Programmers don't listen to their users

By Peter Kent

Something irritating just happened while I was working with Windows. (Yes, yes, I know, I can hear you Mac lovers saying "working with Windows is always irritating," but that's not my point.)

I was writing an e-mail message in one program, while my Web browser transferred a file in the background. All of a sudden a small dialog box opened. But I was still typing; the box appeared, and a split second later, before I had a chance to realize what was going on, I typed something that activated a button on that dialog box, closing the box!

What was the box? I figured out it must have been the box that appears at the end of a file transfer from the Web, the box that asks if you want to save the file even though it hasn't been digitally signed and could contain viruses.

And I'd just canceled the dialog box -- the default button was No, so when I typed the letter N, or perhaps pressed Enter, the dialog box closed.

Now, I find two things interesting -- and irritating -- about this. First, this is quite common. I've run into a lot of programs that will run in the background, then pop up a dialog box, one that can be keyboard activated, while the user happens to be doing something else. And the second thing is that I can't possibly be the only person to have realized that this is shoddy programming, yet it's still very common.

For instance, I use Schedule+. Each time this program informs me of an appointment, it opens a small dialog box. And if I just happen to be typing in another program at the time (this is, after all, a multi-tasking system, isn't it?), that dialog box may be closed. Sometimes it's closed for good because the Don't Notify Me Again option button is selected. But as it all happens so fast, I don't know what the appointment was, and I don't know for sure if it's been reset to inform me later or never will reappear.
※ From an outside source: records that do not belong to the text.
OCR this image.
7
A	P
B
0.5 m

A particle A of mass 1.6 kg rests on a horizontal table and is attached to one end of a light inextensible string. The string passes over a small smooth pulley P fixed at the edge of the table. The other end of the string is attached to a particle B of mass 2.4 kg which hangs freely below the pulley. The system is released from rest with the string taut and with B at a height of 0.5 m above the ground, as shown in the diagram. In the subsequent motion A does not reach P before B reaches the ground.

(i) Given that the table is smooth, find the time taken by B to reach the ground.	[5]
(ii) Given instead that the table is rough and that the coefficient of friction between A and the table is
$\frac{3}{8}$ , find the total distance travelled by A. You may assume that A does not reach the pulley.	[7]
Or consider Dial-up Networking. I start my Internet connection, then go to work in another program. At the moment that Dial-up Networking completes the log-in procedure it opens a dialog box; and if I happen to be typing at that very moment, the Disconnect button is activated, closing the connection!

It seems a simple concept to me; you don't allow a dialog to be activated by a simple keystroke if that dialog box may open at a point at which the user may be doing something else! Yet it's a concept that many programmers don't seem to understand.

Which brings me to another point. Why is it that programs often include "features" that appear to users to be quite obvious program flaws? Not only that, how do these "bug-like features" remain in the program, version after version after version. I'll tell you how. Because all too often programmers and software companies spend very little time listening to users.

This may be hard to believe (on the other hand, consider all the software you've used; maybe it's not quite so far fetched). In this age of "customer is king," surely these people and companies can't ignore their clients? Well, I've been working with software development teams for about 14 years now, and believe me, they do. In fact many programmers have a "we know better than the user" attitude. All too often products hit the market with virtually no testing, and publishers are surprised when users don't like the program, or like it in general but point out some serious flaws.

What about beta tests, though? Beta tests are generally little more than a joke. Here's how they work. First, keep users away from the program for the first year or so of the development. Then, a couple of months before the release date (which is already six months later than the original scheduled release date), send out a couple of dozen copies to users.

Don't give the users any instructions or advice. Make it hard for your users to respond with problems they find -- provide them with a large and complicated form that must be filled in for every single bug encountered. Don't bother providing an e-mail address that users can respond to. Better still, don't provide any contact information whatsoever (no, really, I've received beta software without any information about how to deliver my bug reports).

Then sit back and wait for responses from your beta test. Don't follow up. Don't check to see if anyone actually has installed the software, or try to encourage them to send in bug reports. Just sit and wait.

Of course a few responses will dribble in. Unfortunately many of them will be related to problems that should have been fixed long before the software ever went to beta, obvious bugs or usability problems so glaring that any user would notice them right away. But you didn't bother talking to users until the beta, remember, so you've wasted a few months programming features incorrectly.

It's also unfortunate that it's too late to fix these problems now. You are so close to release that none but the most serious of problems can be fixed. Never mind, you can start work on those problems once the software's released, for Version 2. Of course you'll be adding lots of new features to Version 2, but you can have those checked out during the beta test ... no need to get users involved too early.

Think this is an exaggeration? Just talk to people involved in software development, the programmers, technical writers, technical-support staff, and so on. Or simply take a look at some of the shoddy software you've been sold over the last few years. What other system could deliver so many bugs in such a short time?